Now, I leave everything alone for some duration of time (1 hour, 1d, 1 week, etc) and while everything is “idle” I like to see all the outgoing connections that new device will attempt to do. Checking for updates is fine, but maybe it is homing to send some data. The device might use IP vs URL which would not hit DNS.
Capturing to a file all src and dest IP addresses (UDP and TCP, not just TCP)and the time when it was attempted is what I am looking for.
I can use tcpdump with the proper filer, but maybe there are other options easily accessible from UI. Maybe write a “special” script that will show on the UI and you can just start it vs ssh to the unit.
While I can’t help you w/ a GUI, I can tell you dnscrypt-proxy2 has the ability to log IPs & DNS in separate files. There’s also the option to set custom whitelists & blacklists accordingly, too… though my blacklists look longer than my white, of course.

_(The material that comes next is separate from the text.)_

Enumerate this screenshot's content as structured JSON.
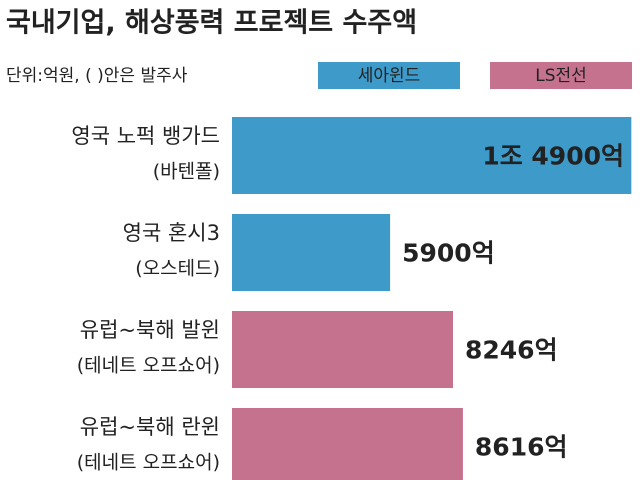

Look for a mentions of tsv (tab separated values, like csv) in the .toml conf file.
tmux & tail would be advisable if you wanted to watch the connections realtime but still be able to shut down your ssh session to keep the screen output active.
A question of understanding on my part: How does a list of contacted IPs and URLs tell you whether a device is “shady”? Especially in times of the big cloud providers, an IP is completely meaningless if you don’t also read the traffic.